I have a basking bulb on one side and tube style uvb on the other side. I noticed if if was too dark my tegu would be less active. If your tegu seems to be stressed you can always get a piece of

plywood or something to section off a portion for it. It should be fine with a few hides though.


----------



## justink107 (Jun 18, 2011)

rhetoricx said:


> I have a basking bulb on one side and tube style uvb on the other side. I noticed if if was too dark my tegu would be less active. If your tegu seems to be stressed you can always get a piece of
> 
> plywood or something to section off a portion for it. It should be fine with a few hides though.




What watt is ur basking bulb? i'm just curious on how i should prep. That's all u have is the 2 lights?


----------



## reptastic (Jun 18, 2011)

Some people go big some go small, with me i start small(40 breeder) for the first few months(just my opinion) i just didnt want to be chasing a hatchling around a huge enclosure lol, but you should be fine. As far as lights i only use 1 150 watt lamp(a mvb)sometimes 2 ( an additional smaller wattage halogen flood lamp)during winter mos. If the tegu dont hibernate, and my tegus do just fine, hope this helps, you will find different keepers use different methods you gotta find what works for you good luck


----------



## justink107 (Jun 18, 2011)

reptastic said:


> Some people go big some go small, with me i start small(40 breeder) for the first few months(just my opinion) i just didnt want to be chasing a hatchling around a huge enclosure lol, but you should be fine. As far as lights i only use 1 150 watt lamp(a mvb)sometimes 2 ( an additional smaller wattage halogen flood lamp)during winter mos. If the tegu dont hibernate, and my tegus do just fine, hope this helps, you will find different keepers use different methods you gotta find what works for you good luck


Which brand of mvb do u use? and thanks for the help im pretty excited ^^


----------



## reptastic (Jun 18, 2011)

I know how you feel been through it many times lol, i use solar-glo's


----------



## justink107 (Jun 18, 2011)

reptastic said:


> I know how you feel been through it many times lol, i use solar-glo's


ill probably get those then. Thanks for all the advise! im sure ull see my lil guy once i get him ill be posting many pics


----------



## herpgirl2510 (Jun 18, 2011)

I use a powersun 100 watt in the summer with a 45 watt halogen bulb from the hardware store.

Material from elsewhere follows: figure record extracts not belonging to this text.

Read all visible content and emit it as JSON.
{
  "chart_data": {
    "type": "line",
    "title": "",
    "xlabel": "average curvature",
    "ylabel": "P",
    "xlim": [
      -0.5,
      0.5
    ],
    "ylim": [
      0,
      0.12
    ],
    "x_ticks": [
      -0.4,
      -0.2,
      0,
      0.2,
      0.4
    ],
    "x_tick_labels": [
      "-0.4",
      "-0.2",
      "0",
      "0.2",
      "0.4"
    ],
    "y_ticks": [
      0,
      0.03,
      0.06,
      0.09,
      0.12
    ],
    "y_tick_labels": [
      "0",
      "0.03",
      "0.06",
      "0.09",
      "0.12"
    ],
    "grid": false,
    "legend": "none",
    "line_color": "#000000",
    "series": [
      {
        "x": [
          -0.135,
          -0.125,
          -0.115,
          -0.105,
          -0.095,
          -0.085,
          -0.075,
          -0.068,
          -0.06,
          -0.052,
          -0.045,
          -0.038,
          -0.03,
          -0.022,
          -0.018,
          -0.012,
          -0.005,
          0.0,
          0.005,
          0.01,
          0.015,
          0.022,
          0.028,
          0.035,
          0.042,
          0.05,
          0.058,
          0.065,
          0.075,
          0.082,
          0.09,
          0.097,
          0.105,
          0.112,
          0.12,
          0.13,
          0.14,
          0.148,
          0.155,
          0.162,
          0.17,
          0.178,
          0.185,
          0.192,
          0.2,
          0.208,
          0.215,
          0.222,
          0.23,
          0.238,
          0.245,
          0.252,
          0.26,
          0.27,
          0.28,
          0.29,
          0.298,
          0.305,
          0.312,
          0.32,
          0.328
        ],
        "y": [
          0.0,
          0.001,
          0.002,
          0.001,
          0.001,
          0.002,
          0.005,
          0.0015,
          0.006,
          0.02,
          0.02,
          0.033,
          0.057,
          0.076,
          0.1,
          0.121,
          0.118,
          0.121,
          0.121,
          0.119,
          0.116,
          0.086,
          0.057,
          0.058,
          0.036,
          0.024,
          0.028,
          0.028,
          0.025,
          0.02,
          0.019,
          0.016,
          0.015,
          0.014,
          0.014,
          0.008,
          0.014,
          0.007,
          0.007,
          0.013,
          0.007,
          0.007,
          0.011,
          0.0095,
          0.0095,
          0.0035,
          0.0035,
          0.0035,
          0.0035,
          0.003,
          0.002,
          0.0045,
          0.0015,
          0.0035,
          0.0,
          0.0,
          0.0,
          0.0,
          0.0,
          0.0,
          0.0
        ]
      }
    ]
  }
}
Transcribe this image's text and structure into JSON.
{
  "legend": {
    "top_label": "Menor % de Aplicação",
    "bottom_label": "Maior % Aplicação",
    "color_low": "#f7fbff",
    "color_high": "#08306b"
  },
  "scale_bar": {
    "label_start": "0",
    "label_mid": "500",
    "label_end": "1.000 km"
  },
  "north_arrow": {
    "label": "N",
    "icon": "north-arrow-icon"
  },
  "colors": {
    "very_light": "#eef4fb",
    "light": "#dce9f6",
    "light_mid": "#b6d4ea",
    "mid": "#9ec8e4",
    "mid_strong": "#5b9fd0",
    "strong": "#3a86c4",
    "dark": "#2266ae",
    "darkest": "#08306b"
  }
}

On the other side of the enclosure I have flourescent tube ulbs one is a plant bulb I have live plants in myenclosure. I will build the large enclosure and you can section off some of it for the first few weeks if you want to let them get used to you although I don't know if it is necessary.


----------



## justink107 (Jun 18, 2011)

justink107 said:


> reptastic said:
> 
> 
> > I know how you feel been through it many times lol, i use solar-glo's
> ...


where do u buy the solar-glo's from?


----------



## reptastic (Jun 18, 2011)

I get mines from petsmart they are like $40


----------